Engineers are always trying to increase productivity from manufacturing lines. Often times they turn to pricey robots and large pieces of capital equipment for palletizing in-process or finished goods for shipping. These machines can take up a great deal of space and potentially cause bottlenecks that form when numerous processes are stationed too close to each other.

PalletizerThe space issues can be solved by using belt-driven actuators. They are a simple, readily-available system capable of being outfitted with any controls or motor package so it can be conveniently integrated into an existing plant management software infrastructure. These can be easily designed in many configurations. The benefits of utilizing belt-driving actuators can be shown by comparing two common examples based on a standard conveyor to palletizer setups that are used in many industries.

6-Axis Robot. A 6-axis robot can be used to build pallets of cases that consist of in-process or finished products. Cases stacked up to 60 feet require a standard pallet that measures 48 inches by 40 inches. A robotic arm with a minimum reach of 96 inches is required to account for the increased distance the arm has to travel in an arc. An arm this size can cost upwards of $50,000. Additionally, a 90-degree rotation requires roughly 200 square feet of floor space to pick up a case.

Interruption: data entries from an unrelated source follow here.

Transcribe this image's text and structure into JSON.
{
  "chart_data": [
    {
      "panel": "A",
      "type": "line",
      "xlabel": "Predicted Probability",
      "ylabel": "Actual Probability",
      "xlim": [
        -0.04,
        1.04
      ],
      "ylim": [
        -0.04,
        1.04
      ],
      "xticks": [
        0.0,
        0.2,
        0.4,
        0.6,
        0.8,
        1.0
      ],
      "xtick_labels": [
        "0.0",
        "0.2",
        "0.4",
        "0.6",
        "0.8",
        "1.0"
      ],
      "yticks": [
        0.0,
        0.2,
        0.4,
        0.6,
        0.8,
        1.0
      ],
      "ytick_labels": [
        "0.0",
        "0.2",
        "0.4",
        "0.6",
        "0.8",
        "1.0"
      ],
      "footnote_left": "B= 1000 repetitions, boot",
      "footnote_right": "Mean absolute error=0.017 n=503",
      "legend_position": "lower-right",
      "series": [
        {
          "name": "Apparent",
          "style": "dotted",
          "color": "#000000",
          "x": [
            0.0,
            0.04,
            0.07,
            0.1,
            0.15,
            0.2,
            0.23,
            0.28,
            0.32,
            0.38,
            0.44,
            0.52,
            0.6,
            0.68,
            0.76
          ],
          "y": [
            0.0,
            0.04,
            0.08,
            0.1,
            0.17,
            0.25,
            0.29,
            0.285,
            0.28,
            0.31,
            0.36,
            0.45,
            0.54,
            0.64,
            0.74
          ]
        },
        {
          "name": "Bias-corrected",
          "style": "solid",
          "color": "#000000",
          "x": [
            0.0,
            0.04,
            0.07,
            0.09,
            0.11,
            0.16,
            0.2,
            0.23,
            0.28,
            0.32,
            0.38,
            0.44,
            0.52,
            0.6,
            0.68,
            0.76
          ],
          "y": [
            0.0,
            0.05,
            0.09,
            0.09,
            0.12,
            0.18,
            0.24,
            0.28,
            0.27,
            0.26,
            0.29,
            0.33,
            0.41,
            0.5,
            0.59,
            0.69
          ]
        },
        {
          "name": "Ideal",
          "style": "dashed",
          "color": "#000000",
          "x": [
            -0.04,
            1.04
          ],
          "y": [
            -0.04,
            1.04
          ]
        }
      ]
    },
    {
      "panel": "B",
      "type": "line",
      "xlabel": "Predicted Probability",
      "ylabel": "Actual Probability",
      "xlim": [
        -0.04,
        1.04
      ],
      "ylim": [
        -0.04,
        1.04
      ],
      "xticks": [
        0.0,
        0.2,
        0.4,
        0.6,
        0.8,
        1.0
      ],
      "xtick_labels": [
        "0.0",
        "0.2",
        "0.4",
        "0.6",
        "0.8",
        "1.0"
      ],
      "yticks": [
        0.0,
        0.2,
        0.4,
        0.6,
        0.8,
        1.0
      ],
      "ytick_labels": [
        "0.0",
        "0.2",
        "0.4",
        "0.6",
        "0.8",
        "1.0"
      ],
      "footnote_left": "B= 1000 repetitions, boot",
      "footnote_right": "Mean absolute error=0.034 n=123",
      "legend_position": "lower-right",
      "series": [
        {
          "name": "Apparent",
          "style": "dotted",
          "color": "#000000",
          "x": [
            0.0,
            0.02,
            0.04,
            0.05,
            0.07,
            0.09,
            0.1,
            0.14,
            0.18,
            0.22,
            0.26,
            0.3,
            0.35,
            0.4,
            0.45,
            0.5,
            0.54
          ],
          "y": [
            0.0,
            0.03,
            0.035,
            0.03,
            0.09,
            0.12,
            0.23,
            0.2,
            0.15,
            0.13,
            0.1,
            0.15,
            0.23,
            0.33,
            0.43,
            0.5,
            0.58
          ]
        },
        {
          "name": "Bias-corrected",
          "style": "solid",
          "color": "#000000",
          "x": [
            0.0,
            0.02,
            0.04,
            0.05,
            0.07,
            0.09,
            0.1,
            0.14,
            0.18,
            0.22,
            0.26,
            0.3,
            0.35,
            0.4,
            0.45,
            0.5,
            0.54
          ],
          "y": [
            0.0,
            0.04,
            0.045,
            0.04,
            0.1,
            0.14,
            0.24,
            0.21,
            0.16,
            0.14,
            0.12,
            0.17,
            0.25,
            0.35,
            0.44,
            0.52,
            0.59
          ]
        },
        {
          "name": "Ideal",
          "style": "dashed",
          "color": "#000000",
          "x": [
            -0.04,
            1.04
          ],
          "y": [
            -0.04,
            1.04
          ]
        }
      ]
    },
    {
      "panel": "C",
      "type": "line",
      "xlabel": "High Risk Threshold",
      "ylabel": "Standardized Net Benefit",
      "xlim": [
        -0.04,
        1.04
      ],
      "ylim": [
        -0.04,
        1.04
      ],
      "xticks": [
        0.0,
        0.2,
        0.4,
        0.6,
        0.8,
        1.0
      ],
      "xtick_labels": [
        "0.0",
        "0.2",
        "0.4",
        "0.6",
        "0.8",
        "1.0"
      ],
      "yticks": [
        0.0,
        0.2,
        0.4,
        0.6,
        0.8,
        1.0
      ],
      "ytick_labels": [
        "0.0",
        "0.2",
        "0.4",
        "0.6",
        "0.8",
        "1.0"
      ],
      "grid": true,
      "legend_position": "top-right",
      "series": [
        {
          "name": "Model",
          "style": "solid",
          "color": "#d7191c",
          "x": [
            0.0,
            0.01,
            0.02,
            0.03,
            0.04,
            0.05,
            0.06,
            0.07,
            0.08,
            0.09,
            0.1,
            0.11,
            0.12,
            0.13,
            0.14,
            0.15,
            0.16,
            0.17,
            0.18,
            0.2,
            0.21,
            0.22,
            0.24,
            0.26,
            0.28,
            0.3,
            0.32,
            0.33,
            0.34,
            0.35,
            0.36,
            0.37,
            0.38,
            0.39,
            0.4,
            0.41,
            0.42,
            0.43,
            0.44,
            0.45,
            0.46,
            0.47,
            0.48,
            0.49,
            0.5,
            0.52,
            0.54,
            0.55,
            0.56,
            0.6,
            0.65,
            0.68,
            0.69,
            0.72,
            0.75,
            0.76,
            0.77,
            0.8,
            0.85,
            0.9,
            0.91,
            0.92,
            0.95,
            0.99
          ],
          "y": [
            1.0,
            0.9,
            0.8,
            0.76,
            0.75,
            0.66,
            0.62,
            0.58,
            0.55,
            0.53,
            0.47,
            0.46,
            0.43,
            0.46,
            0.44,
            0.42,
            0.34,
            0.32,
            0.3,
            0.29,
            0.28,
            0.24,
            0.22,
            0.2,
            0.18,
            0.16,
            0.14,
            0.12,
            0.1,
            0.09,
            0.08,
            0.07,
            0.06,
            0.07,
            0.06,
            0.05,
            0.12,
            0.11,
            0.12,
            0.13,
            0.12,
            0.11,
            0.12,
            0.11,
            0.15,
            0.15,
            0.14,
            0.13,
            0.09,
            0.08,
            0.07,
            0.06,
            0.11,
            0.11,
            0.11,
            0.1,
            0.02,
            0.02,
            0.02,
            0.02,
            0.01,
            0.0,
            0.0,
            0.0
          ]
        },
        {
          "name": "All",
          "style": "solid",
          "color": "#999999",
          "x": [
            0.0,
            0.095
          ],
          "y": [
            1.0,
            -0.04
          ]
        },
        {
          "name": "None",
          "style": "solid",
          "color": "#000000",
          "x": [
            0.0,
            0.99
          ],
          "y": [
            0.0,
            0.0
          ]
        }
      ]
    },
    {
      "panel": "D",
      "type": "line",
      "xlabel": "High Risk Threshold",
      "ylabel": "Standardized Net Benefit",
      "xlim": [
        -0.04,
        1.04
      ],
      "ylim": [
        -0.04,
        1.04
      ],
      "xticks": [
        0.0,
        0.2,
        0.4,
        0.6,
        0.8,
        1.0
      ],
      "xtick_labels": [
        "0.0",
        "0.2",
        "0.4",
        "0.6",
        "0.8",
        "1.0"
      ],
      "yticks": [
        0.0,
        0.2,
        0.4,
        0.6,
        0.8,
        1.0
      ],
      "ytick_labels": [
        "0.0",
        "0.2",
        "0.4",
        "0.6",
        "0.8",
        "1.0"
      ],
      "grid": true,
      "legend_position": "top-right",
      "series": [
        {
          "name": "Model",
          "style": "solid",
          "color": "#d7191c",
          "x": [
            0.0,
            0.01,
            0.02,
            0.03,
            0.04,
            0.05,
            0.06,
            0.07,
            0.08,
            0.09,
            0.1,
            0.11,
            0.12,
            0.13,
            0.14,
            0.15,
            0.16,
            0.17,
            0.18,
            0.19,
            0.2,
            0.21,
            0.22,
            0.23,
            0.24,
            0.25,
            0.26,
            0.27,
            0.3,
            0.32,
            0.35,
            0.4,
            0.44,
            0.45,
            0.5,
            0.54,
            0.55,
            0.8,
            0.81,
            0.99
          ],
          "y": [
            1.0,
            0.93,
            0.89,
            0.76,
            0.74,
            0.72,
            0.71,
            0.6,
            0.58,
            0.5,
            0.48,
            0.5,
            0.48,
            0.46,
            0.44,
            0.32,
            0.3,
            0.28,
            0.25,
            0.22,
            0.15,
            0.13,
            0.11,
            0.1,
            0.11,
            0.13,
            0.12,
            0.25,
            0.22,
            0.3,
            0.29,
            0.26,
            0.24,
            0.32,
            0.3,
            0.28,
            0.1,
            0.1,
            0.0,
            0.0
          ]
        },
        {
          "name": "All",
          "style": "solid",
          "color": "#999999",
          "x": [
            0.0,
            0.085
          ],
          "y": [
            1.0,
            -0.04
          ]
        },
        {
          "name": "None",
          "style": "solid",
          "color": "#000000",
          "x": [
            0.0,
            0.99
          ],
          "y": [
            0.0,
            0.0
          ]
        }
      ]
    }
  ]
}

Aside from the space and cost estimates, there are several safety requirements needed for installing a robot on a manufacturing floor:

  • Safety cage
  • Lock out tag system
  • Light curtains
  • Emergency stop

A multi-axis belt-driven gantry for the same application can occupy the same space as the conveyor and pallet. Taking into account the mounting structure and safety stroke of the actuators, this would account for up to 10 square feet of floor space and between $6,000 and $7,000 per axis, totaling in at $28,000 for a 3-axis, 4-actuator gantry.

Vertical Palletizer. A vertical palletizer can be used if the conveyor line is overhead. If the product isn’t transferred overhead, the machine needs a special inclined conveyor that requires larger motion components to move the product against the force of gravity. In most setups, the machine builds each layer of the pallet and lowers it while simultaneously building the next layer. The layers require rotating packages to form the correct pattern, a process that adds cost to the conveyor because it must be done upstream from the system. They must also be large and strong so they can hold the weight of a growing pallet. This snowball effect can cause some of these machines to cost up to $100,000 and they can take up 300 square feet of space.

A gantry similar to the first example, with an additional vertical lift unit for an elevated conveyor setup, would cost roughly $35,000 and take up no more than 10 percent of the required space.